TEMPO.CO, Jakarta - Pemerintah mendeteksi upaya pembunuhan terhadap Basuki Tjahaja Purnama alias Ahok yang direncanakan kelompok radikal lewat aplikasi Telegram. Rencana inilah yang disebut-sebut menjadi salah satu alasan Kementerian Komunikasi dan Informatika memblokir Telegram.

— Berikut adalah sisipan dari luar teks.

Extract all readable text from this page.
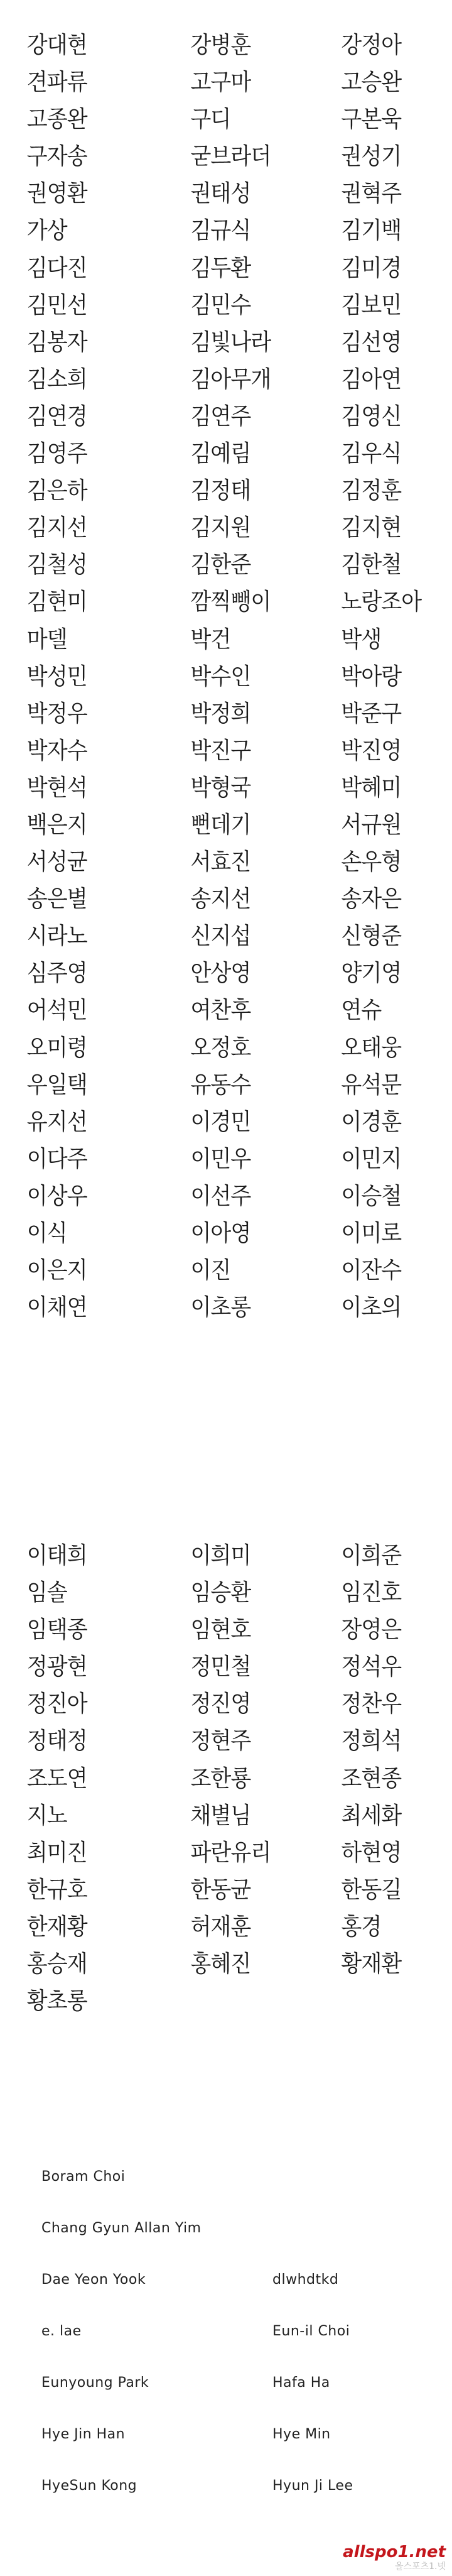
강대현	강병훈	강정아
견파류	고구마	고승완
고종완	구디	구본욱
구자송	굳브라더	권성기
권영환	권태성	권혁주
가상	김규식	김기백
김다진	김두환	김미경
김민선	김민수	김보민
김봉자	김빛나라	김선영
김소희	김아무개	김아연
김연경	김연주	김영신
김영주	김예림	김우식
김은하	김정태	김정훈
김지선	김지원	김지현
김철성	김한준	김한철
김현미	깜찍뺑이	노랑조아
마델	박건	박생
박성민	박수인	박아랑
박정우	박정희	박준구
박자수	박진구	박진영
박현석	박형국	박혜미
백은지	뻔데기	서규원
서성균	서효진	손우형
송은별	송지선	송자은
시라노	신지섭	신형준
심주영	안상영	양기영
어석민	여찬후	연슈
오미령	오정호	오태웅
우일택	유동수	유석문
유지선	이경민	이경훈
이다주	이민우	이민지
이상우	이선주	이승철
이식	이아영	이미로
이은지	이진	이잔수
이채연	이초롱	이초의
이태희	이희미	이희준
임솔	임승환	임진호
임택종	임현호	장영은
정광현	정민철	정석우
정진아	정진영	정찬우
정태정	정현주	정희석
조도연	조한룡	조현종
지노	채별님	최세화
최미진	파란유리	하현영
한규호	한동균	한동길
한재황	허재훈	홍경
홍승재	홍혜진	황재환
황초롱
Boram Choi
Chang Gyun Allan Yim
Dae Yeon Yook	dlwhdtkd
e. lae	Eun-il Choi
Eunyoung Park	Hafa Ha
Hye Jin Han	Hye Min
HyeSun Kong	Hyun Ji Lee
allspo1.net
올스포츠1.넷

Gubernur DKI Jakarta Djarot Saiful Hidayat mengatakan sudah mendengar rencana pembunuhan Ahok itu. Ini menjadi salah satu alasan kenapa dia tidak mendukung rencana memindahkan Ahok dari ruang tahanan Markas Komando Brimob, Kelapa Dua, Depok, ke Lembaga Pemasyarakatan Cipinang, Jakarta Timur. Dia yakin Ahok tidak aman jika berada di Cipinang.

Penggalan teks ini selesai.